Even before the emergence of omicron, Singapore’s efforts to reinvigorating the economy with the re-opening of travel borders had been off to a slow start. Since announcing Vaccinated Travel Lanes (VTL) to Europe in November, and to more countries in Asia over the rest of month, the number of people using these VTLs are surprisingly few and well under the daily quota. So when it was reported yesterday that Moderna’s CEO said that existing Covid-19 vaccines will be less effective at tackling the omicron variant, Singapore’s re-opening plans took a bigger hit, while the STI fell to its lowest in two months. 
 
Elsewhere, Chinese shares fell to fresh lows on the HSCEI after China continued their anti-monopoly crackdown in the car-hailing sector, extending the wipe-out in share price value on the Hong Kong stock market to US$1.7 trillion since February 2021. 
 
Finally, the US took another step toward a potential rate hike following Jerome Powell’s overnight abandonment of the “transitory” term to describe the rising inflation in the US…

Singapore’s re-opening off to a slow start 

Singapore’s re-opening of borders appears to be off to a slow start, with the cost of vaccinated travel lane flights, the price of Covid tests and the restrictions on daily life after arrival possibly putting people off travel to Singapore.

Some 20,510 travelers received approval to enter Singapore since the first travel lanes kicked off in early September through November 26, just 12.5% of the around 164,500 people theoretically allowed in under the nation’s daily quotas.
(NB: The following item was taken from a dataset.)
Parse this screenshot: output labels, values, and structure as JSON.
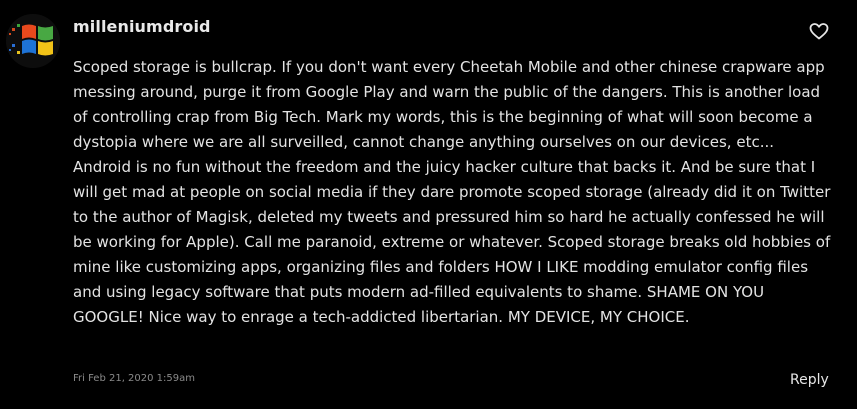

That figure rises to 37,001 with the inclusion of Singaporean and PRs, but still only takes up 22.5% of the daily quota. (Bloomberg) 

In the most recent data release, the number of airline seats offered on flights from Singapore was about 22% of pre-Covid levels for the week of November 22. SIA had said earlier this month it expects to be at just 43% of pre-Covid capacity by the end of December. 

Macquarie has a new call warrant listed over SIA this morning. 

China crackdown continues

Yesterday, the Hang Seng China Enterprises Index (HSCEI) which measures the performance of some of the biggest Hong Kong-listed Chinese stocks tumbled to a its lowest since May 2016, hurt by both concerns over the omicron as well as China’s continued regulatory crackdown this time in the in the car-hailing sector as well as the Macau gambling sector.. Meituan was amongst the biggest drags on the gauge, falling 2.9% to HK$238. Macquarie’s put warrant over Meituan increased 8.6% yesterday. 

US to rate hike soon? 

Finally, a day after US President Joe Biden assured Americans that there will be no lockdown following uncertainty over the transmission rate of omicron, US Fed Chairman Jerome Powell said that it was “probably a good time to retire that” transitory word that he had used to describe the rising inflation in the US. 

With US unemployment rates back to their pre-pandemic lows and inflation rising, Jerome’s latest comments appears to suggest a further tightening, both in tapering of stimulus as well as a potential hike in interest rates.

After Powell’s remarks, money markets estimated a 50-50 chance that the Fed will hike as early as May, and they’re pricing in around 0.6% increases by the end of 2022. 

The S&P500 had tumbled 1.9% overnight on Powell’s comments, which concluded the day’s sea of red globally on omicron and tightening worries.